Ease of Calculation:
These days, even t-tests are nearly always done with the aid of a computer. But the formula for the independent samples t-test is simple, and this makes it easy to understand what is going on. This is especially appealing to people without much statistical training.
limitations:
You can examine the assumptions of t-test, so the limitations are clear. When data violates the assumptions, t-test might not have reliability. The assumption for a t-test is that the scale of measurement applied to the data collected follows a continuous or ordinal scale, such as the scores for an IQ test.
b)
Paired T - test:
A paired t-test is used to compare two population means where you have two samples in which observations in one sample can be paired with observations in the other sample. Before-and-after observations on the same subjects .
Advantages:
The Paired Sample t-test is an example of a repeated measures design.Repeated measures designs have the especially important advantage of being more powerful. Each person is used as his or her own control and so individual differences can be partialled out of the error term.
Limitations:
Therefore, the paired t-test should not be applied uncritically to method comparison data. Only when the graphical display suggests that a systematic constant difference, but not a systematic proportional difference, is involved should this test be applied.
c)
Analysis of Variance:
Analysis of variance (ANOVA) is an analysis tool used in statistics that splits an observed aggregate variability found inside a data set into two parts: systematic factors and random factors. The systematic factors have a statistical influence on the given data set, while the random factors do not.
Advantages:
It provides the overall test of equality of group means. It can control the overall type I error rate (i.e. false positive finding) It is a parametric test so it is more powerful, if normality assumptions hold true.
Limitations:
It assume the dataset is uniformly distributed with means of each sub-set data group to be equal.

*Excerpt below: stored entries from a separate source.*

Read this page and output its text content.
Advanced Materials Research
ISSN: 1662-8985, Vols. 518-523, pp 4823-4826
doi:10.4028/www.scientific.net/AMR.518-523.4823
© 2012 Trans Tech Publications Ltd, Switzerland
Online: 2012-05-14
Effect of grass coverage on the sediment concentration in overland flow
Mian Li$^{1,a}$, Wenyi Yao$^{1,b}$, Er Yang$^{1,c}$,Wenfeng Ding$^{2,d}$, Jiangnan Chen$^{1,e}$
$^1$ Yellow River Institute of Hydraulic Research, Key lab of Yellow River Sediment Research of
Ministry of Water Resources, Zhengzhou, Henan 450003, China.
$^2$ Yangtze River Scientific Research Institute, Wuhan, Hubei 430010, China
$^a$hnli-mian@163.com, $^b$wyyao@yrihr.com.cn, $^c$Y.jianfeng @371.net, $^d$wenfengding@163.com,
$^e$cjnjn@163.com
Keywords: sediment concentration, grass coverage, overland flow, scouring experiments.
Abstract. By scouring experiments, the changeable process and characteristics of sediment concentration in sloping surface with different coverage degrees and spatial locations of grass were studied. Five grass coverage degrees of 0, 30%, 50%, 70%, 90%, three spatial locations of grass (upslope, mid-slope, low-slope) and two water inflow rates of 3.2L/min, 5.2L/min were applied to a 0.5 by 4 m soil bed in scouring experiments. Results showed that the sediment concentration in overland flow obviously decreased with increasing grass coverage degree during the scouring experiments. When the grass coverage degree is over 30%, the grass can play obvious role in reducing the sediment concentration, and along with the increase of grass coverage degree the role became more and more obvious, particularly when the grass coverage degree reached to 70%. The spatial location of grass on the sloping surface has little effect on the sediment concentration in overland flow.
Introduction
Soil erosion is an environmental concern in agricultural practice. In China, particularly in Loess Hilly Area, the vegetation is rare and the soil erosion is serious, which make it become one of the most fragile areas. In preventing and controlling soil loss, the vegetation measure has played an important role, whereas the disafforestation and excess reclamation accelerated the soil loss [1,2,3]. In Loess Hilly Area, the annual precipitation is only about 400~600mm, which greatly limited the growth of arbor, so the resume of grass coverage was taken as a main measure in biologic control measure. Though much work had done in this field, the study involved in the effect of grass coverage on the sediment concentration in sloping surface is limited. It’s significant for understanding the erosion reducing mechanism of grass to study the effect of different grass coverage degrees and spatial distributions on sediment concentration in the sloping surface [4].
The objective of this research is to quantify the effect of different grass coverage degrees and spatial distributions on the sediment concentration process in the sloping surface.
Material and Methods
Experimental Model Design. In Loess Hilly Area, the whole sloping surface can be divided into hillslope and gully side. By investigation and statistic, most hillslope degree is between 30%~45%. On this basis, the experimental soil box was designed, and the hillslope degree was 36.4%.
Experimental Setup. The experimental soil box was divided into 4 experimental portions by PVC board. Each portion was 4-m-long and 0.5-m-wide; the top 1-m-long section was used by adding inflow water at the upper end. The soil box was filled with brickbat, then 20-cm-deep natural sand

Similarly, the variance and standard deviation of each sub-set data group is equal.
d)
Chi-Square Analysis:
chi-square test is used to determine whether there is a statistically significant difference between the expected frequencies and the observed frequencies in one or more categories of a contingency table.
Advantages:
Chi-square include its robustness with respect to distribution of the data, its ease of computation, the detailed information that can be derived from the test, its use in studies for which parametric assumptions cannot be met, and its flexibility in handling data from both two group and multiple.
Limitations:.
chi-square is highly sensitive to sample size. As sample size increases, absolute differences become a smaller and smaller proportion of the expected value. Generally when the expected frequency in a cell of a table is less than 5, chi-square can lead to erroneous conclusions.
e)
Regression analysis:
It is a powerful statistical method that allows you to examine the relationship between two or more variables of interest. While there are many types of regression analysis, at their core they all examine the influence of one or more independent variables on a dependent variable.
Advantages:
Regression analysis uses data, specifically two or more variables, to provide some idea of where future data points will be. The benefit of regression analysis is that this type of statistical calculation gives businesses a way to see into the future.
Limitations:
it is limited to the linear relationship
it is easily affected by outliers
regression solution will be likely dense (because no regularization is applied)
subject to over-fitting
regression solutions obtained by different methods (e.g. optimization, least-square, QR decomposition, etc.) are not necessarily unique.